32v型液晶テレビ・レグザ/ 型番:32S7 レビュー

32v型レグザ(32S7)
オススメ度:
2
メーカー:
東芝(TOSHIBA)
型番:
32S7
サイズ:
32v型液晶テレビ
発売日:
2013/5/21
最安値:
44,000円 ※2013年6月現在
コンセプト:
レグザの誇る映像美と録画機能を、この1台に。

32v型レグザ(型番:32S7)はイマイチおすすめできないテレビか!

このレグザSシリーズは、クラウドや高画質に拘ったZシリーズや高画質に特化したJシリーズと、シンプルな構成にしたBシリーズの、ちょうど中間に近い位置のシリーズといえる。さて、このレグザで特徴的なのは ①テレビアニメ/ゴルフモード ②USB接続HDDで録画が可能 ③アートクロックという3点だ。注意したいのが、2番組の同時録画と長時間録画が不可、Youtube,2画面表示が不可などだ。

レグザ32S7の各種機能(アニメ・ゴルフモード・外付けHDD録画など)

まず画質関連の機能だが、画素数がフルハイビジョンに満たない映像を補完して高画質にする「レゾリューションプラス4」、アニメに最適な画質に変換してくれる「アニメモード」、同じく「ゴルフモード」が搭載されている。アニメ・ゴルフを頻繁に視聴するようなユーザー(2つを兼ね備えた人は稀有かもしれないが、例えば子持ちの家庭など)に適した機能だが、これらの機能は以前のシリーズから搭載されており、特に新機能というわけでもない。

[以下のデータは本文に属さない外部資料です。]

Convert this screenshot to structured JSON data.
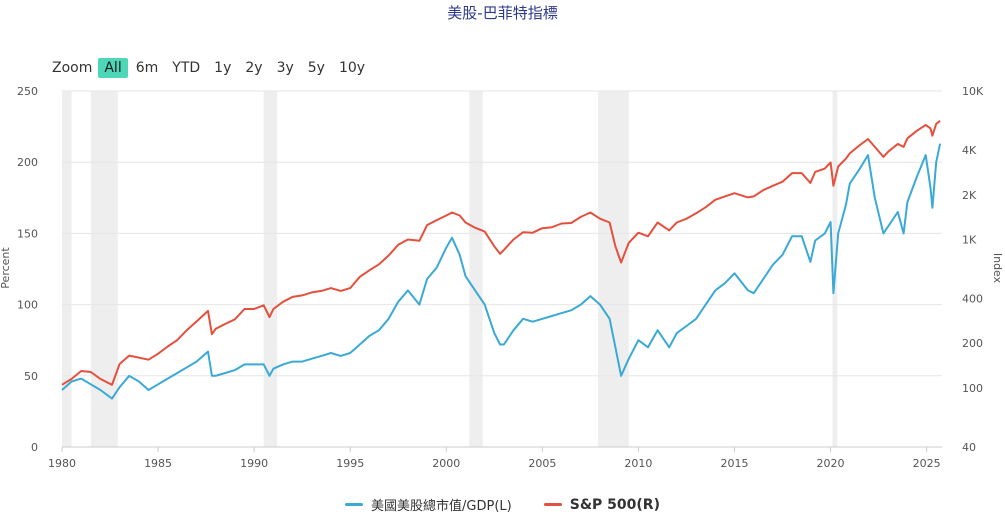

また、USB接続のHDDで録画が可能で、同時に4台まで接続できるため容量不足の懸念はある程度は払拭できる。だが、チューナーが1つのため、TV番組の録画中にはチャンネルが固定され、他番組(裏番組)を視聴できず、当然ながら2番組の同時録画はできない。さらに画質を劣化して録画可能になる時間を延ばせる「長時間録画」にも未対応で、2TBのHDDでは録画時間は約250時間となる。録画機能に関しては過大な期待はできない。また、新機能では「アートクロック」と呼ばれるテレビ画面いっぱいに時計が表示される機能があるが、時計を全面表示させる意義が薄く(家に時計が無い人ならいざ知らず)その使い勝手は微妙と言わざるを得ない。

次に、本体価格・サイズ(幅・高さ・奥行き)・年間の電気代に加え、各種機能の対応状況を他社(ブラビア、ウー、レグザ、リアル、ビエラ)の2013年発売の32v型の液晶テレビと比較した。価格は2013年6月現在の価格を価格.com/比較.comなどを参考にした。また、年間電気代は1Kwhを24円、1日の視聴時間は4.5時間で計算した。ただし、リアルの32v型はHDD内蔵モデルのみで発売時期も2012年のため割愛した。

32v型液晶テレビ(アクオスLC-32H9・アクオスLC-32J9・ブラビアKDL-32W600A・ビエラTH-L32X6・レグザ32S7・ウーL32-K1)の幅・高さ・奥行き・体積・電気代・価格の比較表

まず本体価格だが、他社テレビでは32v型で3万円台が散見される一方で、5万円台になっているメーカーもあり、このレグザの場合は中間の価格といえる。その一方で、年間で要する電気代は中間ではなく、高額な部類に入る。上図の2013年発売モデルの中で最省電力を実現したアクオスと比較すると、年間で200円の差があり、これは5年で1,000円、10年で2,000円となる。トータルで考えると、さらに価格差は広がることになる。また、サイズ面では特に目立った数字はなく、各種機能の対応状況でも未対応の機能が目立つ。特に注意したいデメリットは、裏番組録画・長時間録画の不可か。インターネットに関しても、各テレビ局の放送番組を見逃した際にオンデマンドで視聴できる「もっとTV」や、Youtube再生機能、ひかりTVに未対応となっている。録画機能だけでなくネット機能にも開度な期待は禁物といえそうだ。

結論としては、価格と機能を考慮すると、いまいちオススメできないテレビだ。特筆すべき目立った機能がなく、逆に未対応の機能が多い点が目立つ。そのわりに価格が安価というわけでもない。それなら対応機能が多く価格も安価なアクオス、録画機能は1枚落ち価格も上昇してしまうがネット・便利機能が充実しているブラビアあたりを検討した方が賢明だろう。